It's a powerful, catchy rallying-cry but what is this 'war'?
Sue Bradford talked on TV this morning about "ruthless" housing policies.
These would be:
- increase the number of social houses provided by either Housing New Zealand or other providers
- ensure that those houses better meet the needs of tenants
- deliver Government assistance in a way that stimulates housing supply
- help more New Zealanders into housing independence when they are capable of making that transition.
It is certain that some people are finding they have to jump through more hoops to continue to receive a benefit as a result of welfare reforms but requirements like attending parenting or budgeting courses aren't unreasonable.
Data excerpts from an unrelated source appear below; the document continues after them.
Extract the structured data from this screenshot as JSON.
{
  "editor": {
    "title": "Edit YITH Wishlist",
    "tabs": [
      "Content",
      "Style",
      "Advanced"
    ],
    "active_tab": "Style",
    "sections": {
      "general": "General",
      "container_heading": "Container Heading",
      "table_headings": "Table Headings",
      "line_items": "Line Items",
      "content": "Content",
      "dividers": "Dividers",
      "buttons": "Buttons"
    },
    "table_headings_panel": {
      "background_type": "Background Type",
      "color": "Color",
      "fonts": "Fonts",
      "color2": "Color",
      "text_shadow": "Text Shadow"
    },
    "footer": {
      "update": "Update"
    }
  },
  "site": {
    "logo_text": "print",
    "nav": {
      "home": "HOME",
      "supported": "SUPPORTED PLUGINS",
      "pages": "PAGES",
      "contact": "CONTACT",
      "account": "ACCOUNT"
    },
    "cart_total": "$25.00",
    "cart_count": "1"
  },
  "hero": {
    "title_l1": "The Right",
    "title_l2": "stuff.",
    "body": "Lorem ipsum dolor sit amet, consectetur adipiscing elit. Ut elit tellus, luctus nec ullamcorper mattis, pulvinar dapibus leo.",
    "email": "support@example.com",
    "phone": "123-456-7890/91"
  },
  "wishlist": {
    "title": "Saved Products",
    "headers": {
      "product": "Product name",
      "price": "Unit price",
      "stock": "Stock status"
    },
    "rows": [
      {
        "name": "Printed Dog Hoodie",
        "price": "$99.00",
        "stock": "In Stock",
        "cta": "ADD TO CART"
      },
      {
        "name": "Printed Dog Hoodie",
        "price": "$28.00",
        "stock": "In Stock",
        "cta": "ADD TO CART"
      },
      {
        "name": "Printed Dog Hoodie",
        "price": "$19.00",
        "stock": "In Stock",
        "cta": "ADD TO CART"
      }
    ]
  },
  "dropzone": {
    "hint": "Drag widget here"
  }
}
The sanctioning regime was introduced to create consequences for failing to try and find work but it was introduced under the last Labour government which also officially recognised that work was the best way out of poverty.
In a Listener column last year I described some of the measures taken to address child poverty:
Many other practical developments over the past few years have targeted poor children. Insulation of over 200,000 homes; increased access to GPs; an intensive campaign to reduce rheumatic fever; boosted budgeting advisory services; low cost procurement of household essentials like washing machines; low interest loans to combat loan sharks; partnering with charities providing food and clothing to poor children; home visitation programmes like Early Start; extended income-related rents to non-government social housing; and Whanau Ora, to mention some.
'War on the poor'?
When I listen to Paula Bennett speak I believe that welfare and other reforms - especially those affecting young people and children - were based on genuine, compassionate and aspirational sentiment.
Protesters calling them 'war on the poor' is baseless and the "filthy Tory" rhetoric does nothing to persuade middle NZ to their cause. In fact it probably does the opposite.